The following symptoms have been present every day or nearly every day during the same 2-week period in the past month:

  1. Significant fatigue, diminished energy, or increased need to rest, disproportionate to any recent change in activity level, plus five or more of the following:
    1. Complaints of generalized weakness, limb heaviness.
    2. Diminished concentration or attention.
    3. Decreased motivation or interest to engage in usual activities.
    4. Insomnia or hypersomnia.
    5. Experience of sleep as unrefreshing or nonrestorative.

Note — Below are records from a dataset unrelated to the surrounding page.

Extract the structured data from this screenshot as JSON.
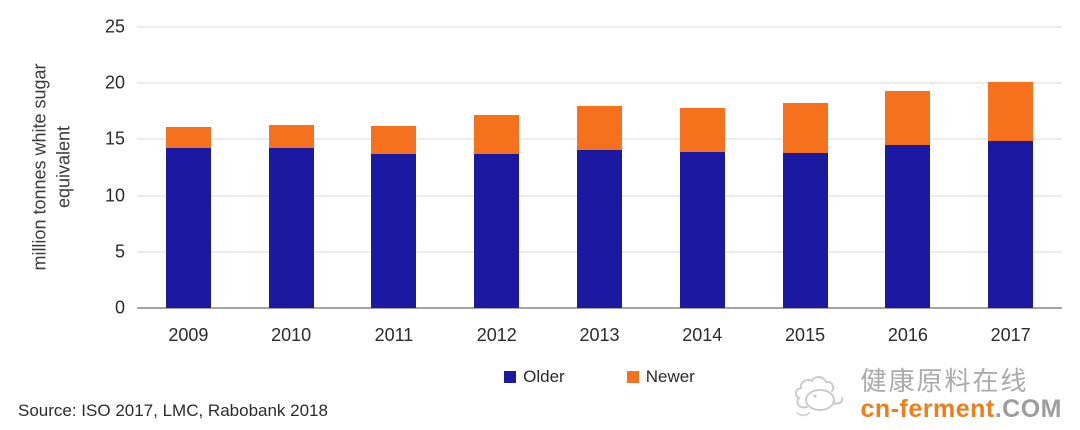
{
  "chart_data": {
    "type": "bar",
    "stacked": true,
    "categories": [
      "2009",
      "2010",
      "2011",
      "2012",
      "2013",
      "2014",
      "2015",
      "2016",
      "2017"
    ],
    "series": [
      {
        "name": "Older",
        "color": "#1b18a2",
        "values": [
          14.2,
          14.2,
          13.7,
          13.7,
          14.1,
          13.9,
          13.8,
          14.5,
          14.9
        ]
      },
      {
        "name": "Newer",
        "color": "#f5711d",
        "values": [
          1.9,
          2.1,
          2.5,
          3.5,
          3.9,
          3.9,
          4.4,
          4.8,
          5.2
        ]
      }
    ],
    "title": "",
    "xlabel": "",
    "ylabel_line1": "million tonnes white sugar",
    "ylabel_line2": "equivalent",
    "yticks": [
      0,
      5,
      10,
      15,
      20,
      25
    ],
    "ylim": [
      0,
      25
    ],
    "grid": true,
    "legend_position": "bottom-center"
  },
  "source_note": "Source: ISO 2017, LMC, Rabobank 2018",
  "watermark": {
    "site_name": "健康原料在线",
    "domain_orange": "cn-ferment",
    "domain_gray": ".COM"
  },
  "colors": {
    "older": "#1b18a2",
    "newer": "#f5711d",
    "gridline": "#d9d9d9",
    "axis_line": "#a3a3a3",
    "watermark_gray": "#aaaaaa",
    "watermark_orange": "#ef7d1a"
  }
}
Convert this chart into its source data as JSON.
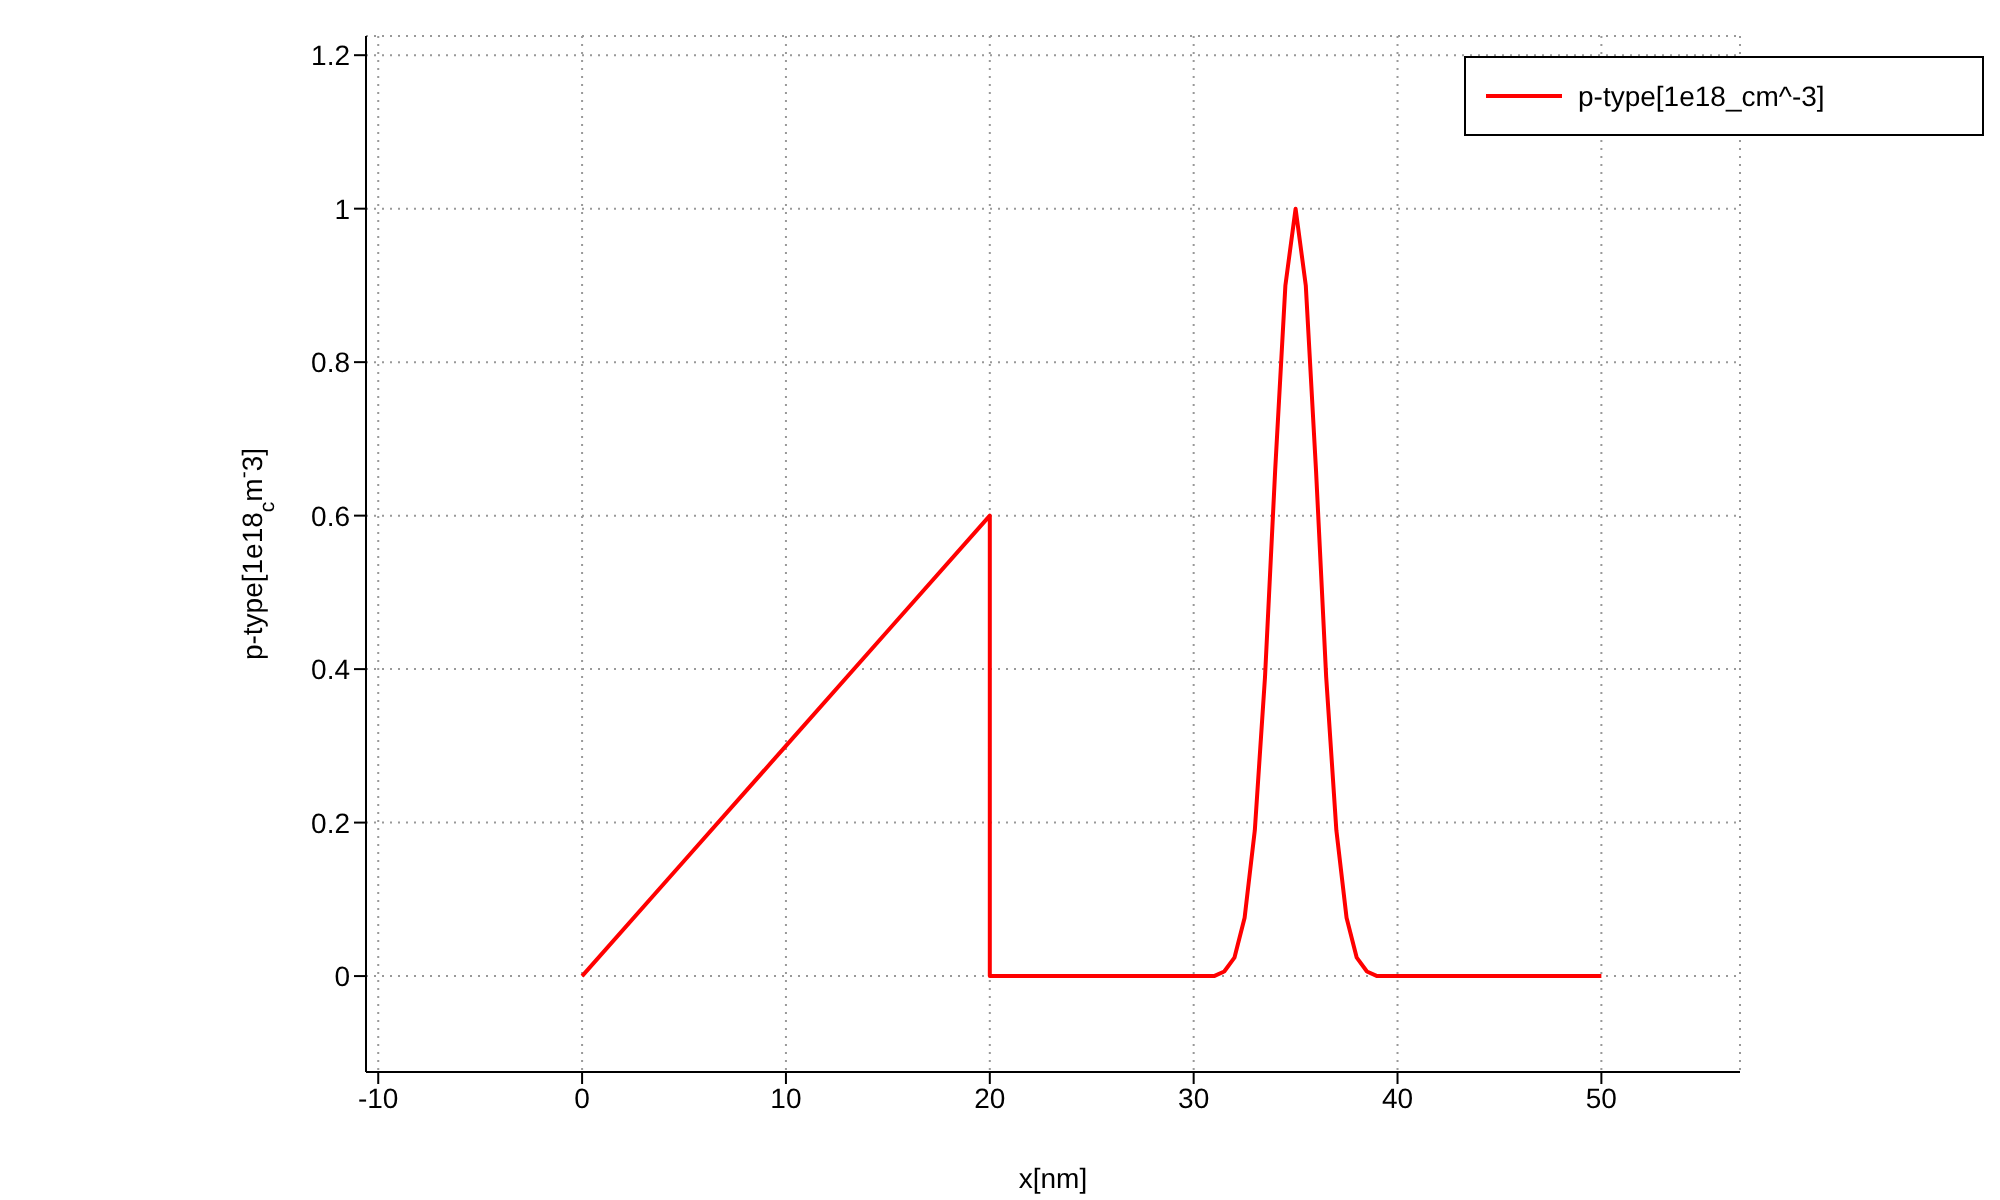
{
  "chart_data": {
    "type": "line",
    "xlabel": "x[nm]",
    "ylabel": "p-type[1e18$_{c}$m$^{-}$3]",
    "series": [
      {
        "name": "p-type[1e18_cm^-3]",
        "color": "#ff0000",
        "x": [
          0,
          5,
          10,
          15,
          20,
          20,
          25,
          30,
          31,
          31.5,
          32,
          32.5,
          33,
          33.5,
          34,
          34.5,
          35,
          35.5,
          36,
          36.5,
          37,
          37.5,
          38,
          38.5,
          39,
          40,
          45,
          50
        ],
        "values": [
          0,
          0.15,
          0.3,
          0.45,
          0.6,
          0,
          0,
          0,
          0,
          0.006,
          0.024,
          0.076,
          0.19,
          0.39,
          0.66,
          0.9,
          1,
          0.9,
          0.66,
          0.39,
          0.19,
          0.076,
          0.024,
          0.006,
          0,
          0,
          0,
          0
        ]
      }
    ],
    "xlim": [
      -10.6,
      56.8
    ],
    "xticks": [
      -10,
      0,
      10,
      20,
      30,
      40,
      50
    ],
    "ylim": [
      -0.125,
      1.225
    ],
    "yticks": [
      0,
      0.2,
      0.4,
      0.6,
      0.8,
      1,
      1.2
    ],
    "grid": true,
    "legend": "top right",
    "line_style": "solid",
    "marker": "none"
  }
}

    6. Perceived need to struggle to overcome inactivity.
    7. Marked emotional reactivity (e.g., sadness, frustration, or irritability) to feeling fatigued.
    8. Difficulty completing daily tasks attributed to feeling fatigued.
    9. Perceived problems with short-term memory.
    10. Postexertional fatigue lasting several hours.
  2. The symptoms cause clinically significant distress or impairment in social, occupational, or other important areas of functioning.
  3. There is evidence from the history, physical examination, or laboratory findings that the symptoms are a consequence of cancer or cancer therapy.
  4. The symptoms are not primarily a consequence of comorbid psychiatric disorders such as major depression, somatization disorder, somatoform disorder, or delirium.